BRUNO QUERIA IR-SE,
sentia-se incômodo, o via desalentado, além de escrever
centenas de páginas ainda era necessário explicar quem era, pois afinal se
tratava disso. E agora o via naquele canto, tirando os óculos e passando a mão
na testa, com seu gesto de cansaço e desalento, enquanto aqueles rapazes
discutiam entre si. Porque nem eles mesmos estavam de acordo, e
constituíam uma absurda mistura (que fazia ali, por exemplo, Marcelo, e seu
companheiro soturno e silencioso? Em virtude de que disparatada combinação
também se encontravam ali? ). E aquela discórdia, aquela violenta e irônica
discórdia, lhe lembrava o signo da tremenda crise, o desmoronamento das
doutrinas. Se acusavam entre si como inimigos mortais, e no entanto todos eles
pertenciam ao que chamavam esquerda; mas cada um deles parecia ter motivos
para considerar com desconfiança o que estava ao lado ou em frente, como sutil
ou abertamente vinculado a serviços de informações, à CIA, ao imperialismo.
Olhava seus rostos. Quantos mundos diferentes havia atrás daquelas fachadas,
quantos seres fundamentalmente distintos. A Humanidade Futura. Que cânones,
que tipos de seres? O Homem Novo. Mas como construí-lo com aquele arrivista hipócrita, com aquele Puch que ali estava a adivinhá-lo, e
com alguém como Marcelo? Que atributos, que unha daquele pequeno arrivista
da esquerda poderia contribuir à integração desse Homem Novo?
Contemplava Marcelo, com sua campeira surrada e suas
calças enrugadas, com aquela presença quase imperceptível que no entanto tanto
impressionava Sábato. Porque, explicava-lhe Sábato, diante dele se sentia
sempre culpado, como em outro tempo lhe ocorrera em relação a Arturo Sánchez
Riva; e não porque fosse terrível, mas pelo contrário: por sua bondade, por sua
reserva, por sua delicadeza. Não acreditava que sua alma fosse aprazível; quase
com certeza era atormentada. Mas seu tormento era recatado, até mesmo cortês.
Lhe resultava curioso observar em seu rosto os mesmos
traços que no Dr.

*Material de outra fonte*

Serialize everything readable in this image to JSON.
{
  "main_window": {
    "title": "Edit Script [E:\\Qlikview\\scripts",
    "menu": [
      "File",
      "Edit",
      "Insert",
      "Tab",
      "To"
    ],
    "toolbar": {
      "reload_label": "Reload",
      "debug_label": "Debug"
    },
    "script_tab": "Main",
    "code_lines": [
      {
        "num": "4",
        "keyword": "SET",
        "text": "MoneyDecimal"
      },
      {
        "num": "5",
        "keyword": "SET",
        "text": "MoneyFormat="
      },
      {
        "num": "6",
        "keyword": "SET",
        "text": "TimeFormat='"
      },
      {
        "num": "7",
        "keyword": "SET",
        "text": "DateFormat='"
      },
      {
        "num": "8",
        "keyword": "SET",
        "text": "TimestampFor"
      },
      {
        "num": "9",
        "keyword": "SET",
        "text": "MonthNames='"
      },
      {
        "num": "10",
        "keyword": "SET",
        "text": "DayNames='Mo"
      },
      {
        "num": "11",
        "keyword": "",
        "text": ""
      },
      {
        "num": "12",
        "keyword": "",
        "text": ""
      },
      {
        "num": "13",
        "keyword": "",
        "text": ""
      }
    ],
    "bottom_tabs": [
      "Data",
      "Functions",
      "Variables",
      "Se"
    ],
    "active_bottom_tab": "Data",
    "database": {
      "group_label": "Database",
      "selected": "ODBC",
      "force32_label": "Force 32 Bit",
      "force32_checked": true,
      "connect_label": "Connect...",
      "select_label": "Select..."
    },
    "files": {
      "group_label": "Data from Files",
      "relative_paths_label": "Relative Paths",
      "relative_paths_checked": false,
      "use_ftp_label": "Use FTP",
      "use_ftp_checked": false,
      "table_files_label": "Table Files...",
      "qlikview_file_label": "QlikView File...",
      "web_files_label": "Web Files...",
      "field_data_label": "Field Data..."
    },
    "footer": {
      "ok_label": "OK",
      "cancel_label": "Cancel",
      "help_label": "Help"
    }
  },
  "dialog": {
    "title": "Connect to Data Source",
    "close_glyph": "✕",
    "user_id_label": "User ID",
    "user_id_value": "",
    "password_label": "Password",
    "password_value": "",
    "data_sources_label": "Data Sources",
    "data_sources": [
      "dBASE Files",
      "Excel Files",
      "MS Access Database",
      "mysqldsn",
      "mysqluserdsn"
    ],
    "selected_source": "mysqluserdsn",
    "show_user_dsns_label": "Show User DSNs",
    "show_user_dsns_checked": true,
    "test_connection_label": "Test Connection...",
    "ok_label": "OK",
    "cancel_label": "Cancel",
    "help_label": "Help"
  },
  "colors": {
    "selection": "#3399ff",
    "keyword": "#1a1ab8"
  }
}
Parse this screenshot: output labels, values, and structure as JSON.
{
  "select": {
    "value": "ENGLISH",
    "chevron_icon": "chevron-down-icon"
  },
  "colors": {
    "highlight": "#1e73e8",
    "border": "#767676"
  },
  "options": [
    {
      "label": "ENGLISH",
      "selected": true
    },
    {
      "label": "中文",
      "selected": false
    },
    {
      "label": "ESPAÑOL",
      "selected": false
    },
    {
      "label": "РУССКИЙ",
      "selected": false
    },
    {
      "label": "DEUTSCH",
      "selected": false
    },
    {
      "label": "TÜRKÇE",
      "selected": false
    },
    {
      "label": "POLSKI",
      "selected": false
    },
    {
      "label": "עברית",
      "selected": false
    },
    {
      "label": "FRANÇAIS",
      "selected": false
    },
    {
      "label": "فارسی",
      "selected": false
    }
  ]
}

Carranza Paz, seu nariz ossudo e proeminente, sua fronte
alta e estreita, aqueles olhos grandes e aveludados, um pouco úmidos: um dos
cavalheiros do enterro do Conde de Orgaz. Por que então as diferenças? Mais
uma vez compreendia que pouco significavam os ossos e a carne do rosto. Eram
sutilezas, as que produziam as diferenças, às vezes abissais. Mas é que as
coisas se diferenciam no que se parecem, já havia descoberto Aristóteles, a
parte proustiana daquele gênio múltiplo. E era efetivamente o que aqueles olhos
e aquela boca e aquele nariz ossudo, proeminente, tinham de comum, o que
revelava o fosso aberto entre pai e filho. Um fosso talvez natural, mas logo
aumentado pelos anos. Traços quase invisíveis nos extremos dos olhos, nas
pálpebras, nas comissuras dos lábios, na forma de inclinar a
cabeça e de recolher as mãos (em Marcelo, com timidez, como pedindo desculpas
por tê-las, por não saber onde escondê-las), o que separava triste e definitivamente
dois seres tão próximos e até mesmo (quase poderia afirmá-lo) tão necessitados
um do outro.
In Abadon, o Exterminador, Tradução de Janer Cristaldo, Rio de Janeiro, Livraria Francisco Alves Editora, 1981, p. 101.